Antarctic glaciers: melting from below | Photo: Geomar: melting from below | Photo: Geomar

Scientists at the Geomar Helmholtz Centre for Ocean Research Kiel have concluded that water temperatures on the West Antarctic shelf are rising predominantly due to warm water from greater depths.

Data collected by the German marine researchers, alongside colleagues of the University of East Anglia, the California Institute of Technology and the University of Hokkaido (Japan), confirms that these events will accelerate the glacier melt from below and trigger the sliding of big glaciers.

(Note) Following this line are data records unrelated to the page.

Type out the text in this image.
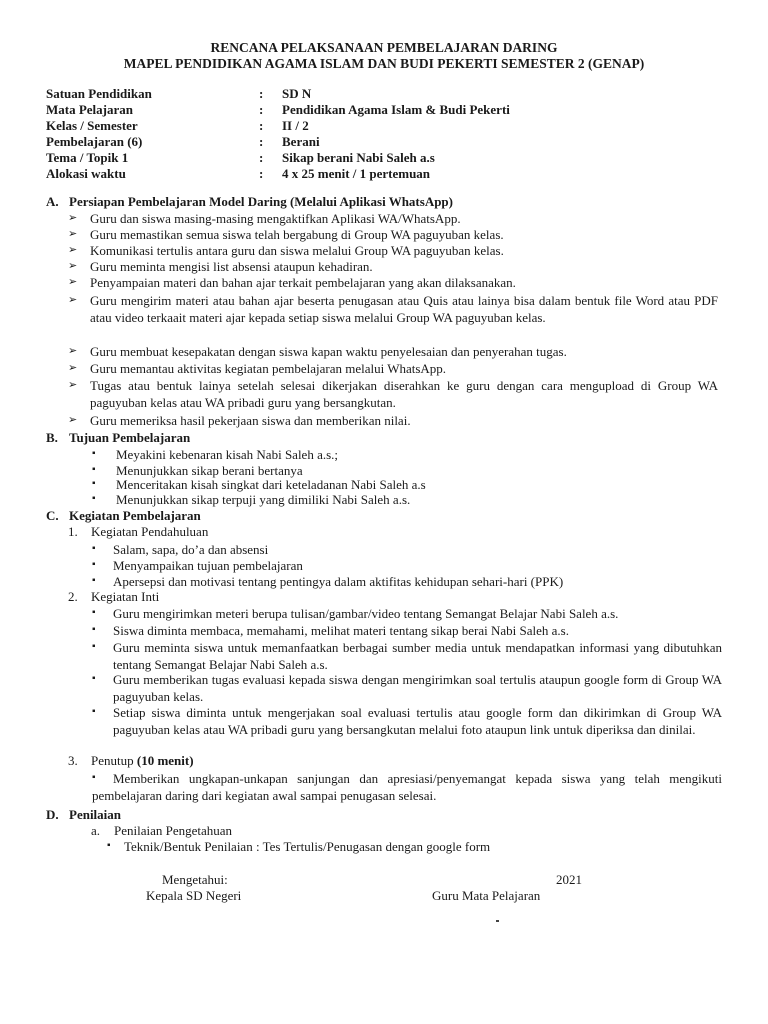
RENCANA PELAKSANAAN PEMBELAJARAN DARING
MAPEL PENDIDIKAN AGAMA ISLAM DAN BUDI PEKERTI SEMESTER 2 (GENAP)
Satuan Pendidikan	: SD N
Mata Pelajaran	: Pendidikan Agama Islam & Budi Pekerti
Kelas / Semester	: II / 2
Pembelajaran (6)	: Berani
Tema / Topik 1	: Sikap berani Nabi Saleh a.s
Alokasi waktu	: 4 x 25 menit / 1 pertemuan
A. Persiapan Pembelajaran Model Daring (Melalui Aplikasi WhatsApp)
➢ Guru dan siswa masing-masing mengaktifkan Aplikasi WA/WhatsApp.
➢ Guru memastikan semua siswa telah bergabung di Group WA paguyuban kelas.
➢ Komunikasi tertulis antara guru dan siswa melalui Group WA paguyuban kelas.
➢ Guru meminta mengisi list absensi ataupun kehadiran.
➢ Penyampaian materi dan bahan ajar terkait pembelajaran yang akan dilaksanakan.
➢ Guru mengirim materi atau bahan ajar beserta penugasan atau Quis atau lainya bisa dalam bentuk file Word atau PDF atau video terkaait materi ajar kepada setiap siswa melalui Group WA paguyuban kelas.
➢ Guru membuat kesepakatan dengan siswa kapan waktu penyelesaian dan penyerahan tugas.
➢ Guru memantau aktivitas kegiatan pembelajaran melalui WhatsApp.
➢ Tugas atau bentuk lainya setelah selesai dikerjakan diserahkan ke guru dengan cara mengupload di Group WA paguyuban kelas atau WA pribadi guru yang bersangkutan.
➢ Guru memeriksa hasil pekerjaan siswa dan memberikan nilai.
B. Tujuan Pembelajaran
▪ Meyakini kebenaran kisah Nabi Saleh a.s.;
▪ Menunjukkan sikap berani bertanya
▪ Menceritakan kisah singkat dari keteladanan Nabi Saleh a.s
▪ Menunjukkan sikap terpuji yang dimiliki Nabi Saleh a.s.
C. Kegiatan Pembelajaran
1. Kegiatan Pendahuluan
▪ Salam, sapa, do’a dan absensi
▪ Menyampaikan tujuan pembelajaran
▪ Apersepsi dan motivasi tentang pentingya dalam aktifitas kehidupan sehari-hari (PPK)
2. Kegiatan Inti
▪ Guru mengirimkan meteri berupa tulisan/gambar/video tentang Semangat Belajar Nabi Saleh a.s.
▪ Siswa diminta membaca, memahami, melihat materi tentang sikap berai Nabi Saleh a.s.
▪ Guru meminta siswa untuk memanfaatkan berbagai sumber media untuk mendapatkan informasi yang dibutuhkan tentang Semangat Belajar Nabi Saleh a.s.
▪ Guru memberikan tugas evaluasi kepada siswa dengan mengirimkan soal tertulis ataupun google form di Group WA paguyuban kelas.
▪ Setiap siswa diminta untuk mengerjakan soal evaluasi tertulis atau google form dan dikirimkan di Group WA paguyuban kelas atau WA pribadi guru yang bersangkutan melalui foto ataupun link untuk diperiksa dan dinilai.
3. Penutup (10 menit)
▪	Memberikan ungkapan-unkapan sanjungan dan apresiasi/penyemangat kepada siswa yang telah mengikuti pembelajaran daring dari kegiatan awal sampai penugasan selesai.
D. Penilaian
a. Penilaian Pengetahuan
▪ Teknik/Bentuk Penilaian : Tes Tertulis/Penugasan dengan google form
Mengetahui:	2021
Kepala SD Negeri	Guru Mata Pelajaran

"If the water continues to warm, the increased penetration of warmer water masses onto the shelf will likely further accelerate this process, with an impact on the rate of global sea level rise," explains Professor Karen Heywood from the University of East Anglia.

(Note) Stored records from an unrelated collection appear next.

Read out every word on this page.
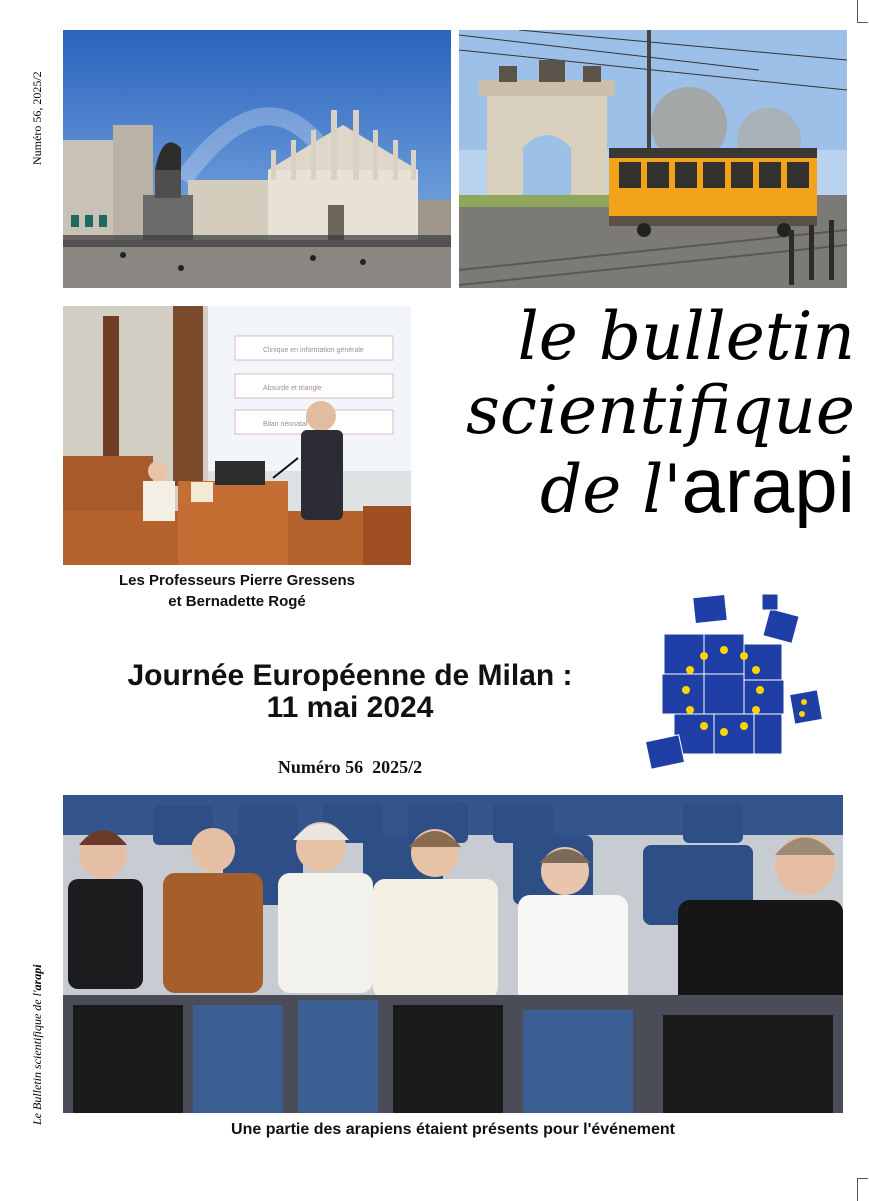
Numéro 56, 2025/2
Le Bulletin scientifique de l'arapi
Clinique en information générale
Absurde et triangle
Bilan néonatal
Les Professeurs Pierre Gressens
et Bernadette Rogé
le bulletin
scientifique
de l'arapi
Journée Européenne de Milan :
11 mai 2024
Numéro 56  2025/2
Une partie des arapiens étaient présents pour l'événement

The Antarctic ice sheet is a giant water reservoir. The ice cap on the southern continent is on average 2,100 meters thick and contains about 70 percent of the world's fresh water. If this ice mass were to melt completely, it could raise the global sea level by 60 meters.

"There are many large glaciers in the area. The elevated temperatures have accelerated the melting and sliding of these glaciers in recent decades, and there are no indications that this trend is changing," adds lead author of the study, Dr. Sunke Schmidtko from Geomar.

The exact reasons for the increase of the heating and the rising of warm water masses has not yet been completely resolved. "We suspect that they are related to large-scale variations in wind systems over the southern hemisphere. But which processes specifically play a role must be evaluated in more detail," the scientist concludes.